ROMA Non ci saranno altri senatori a vita targati Napolitano. Con l'investitura di Mario Monti del novembre 2011 il capo dello Stato chiuderà il settennato con un sobrio bilancio di nomine senatoriali: una sola, proprio quella del Professore, contro - ad esempio - la cinquina realizzata da Francesco Cossiga o da Sandro Pertini. Quasi un record nella storia della Repubblica: solo il settennato di Oscar Luigi Scalfaro non vide "new entry" presidenziali. «Ci sono due seggi vacanti e io - ha spiegato oggi in un colloquio con la Stampa - sono un convinto sostenitore di questo istituto.

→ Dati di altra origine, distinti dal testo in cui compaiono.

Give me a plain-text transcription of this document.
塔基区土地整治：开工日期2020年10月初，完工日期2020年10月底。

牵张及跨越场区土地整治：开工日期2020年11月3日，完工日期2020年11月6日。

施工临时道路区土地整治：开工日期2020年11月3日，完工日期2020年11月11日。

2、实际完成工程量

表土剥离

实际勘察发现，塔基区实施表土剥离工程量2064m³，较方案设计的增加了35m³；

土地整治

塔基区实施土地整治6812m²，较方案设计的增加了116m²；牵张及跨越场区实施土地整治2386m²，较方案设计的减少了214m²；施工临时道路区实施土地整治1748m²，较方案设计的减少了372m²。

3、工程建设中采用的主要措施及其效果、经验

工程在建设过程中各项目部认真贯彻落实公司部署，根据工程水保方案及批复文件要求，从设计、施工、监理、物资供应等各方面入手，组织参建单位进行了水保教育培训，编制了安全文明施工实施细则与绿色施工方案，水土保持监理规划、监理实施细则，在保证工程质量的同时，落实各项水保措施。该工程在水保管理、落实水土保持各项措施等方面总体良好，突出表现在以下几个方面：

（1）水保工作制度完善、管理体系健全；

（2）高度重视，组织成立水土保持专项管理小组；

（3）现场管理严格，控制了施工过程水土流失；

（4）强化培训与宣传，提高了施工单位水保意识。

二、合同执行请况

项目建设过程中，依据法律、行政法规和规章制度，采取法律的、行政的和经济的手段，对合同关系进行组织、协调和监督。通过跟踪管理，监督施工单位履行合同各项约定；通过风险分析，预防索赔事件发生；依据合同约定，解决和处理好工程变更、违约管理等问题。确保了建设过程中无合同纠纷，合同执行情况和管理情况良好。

Ma in questa fase, a così breve distanza dalla conclusione del mio mandato, non intendo utilizzare questa facoltà». Anche perché, ha aggiunto, «penso di non poter esercitare con la dovuta ponderazione e serenità questa prerogativa a così breve distanza dalla fine del settennato». Con queste parole Napolitano ha così spento chiacchiericci e respinto pressioni sul suo ufficio affinchè conferisse l'ambito seggio a questo o quel personaggio. Tutte «persone degnissime», ha osservato ascoltando la rosa dei papabili elencata dal quotidiano torinese. Ma il capo dello Stato aveva già da tempo scartato l'ipotesi di far lievitare ulteriormente il numero dei senatori a vita. Al di là del fatto che il Porcellum - con la sua strutturale difficoltà di realizzare maggioranze chiare al Senato - ha spesso reso determinante il voto di un pugno di senatori non eletti, Napolitano aveva già raggiunto la convinzione che fosse meglio non usare ancora quella che è una sua «facolta» e non un «dovere».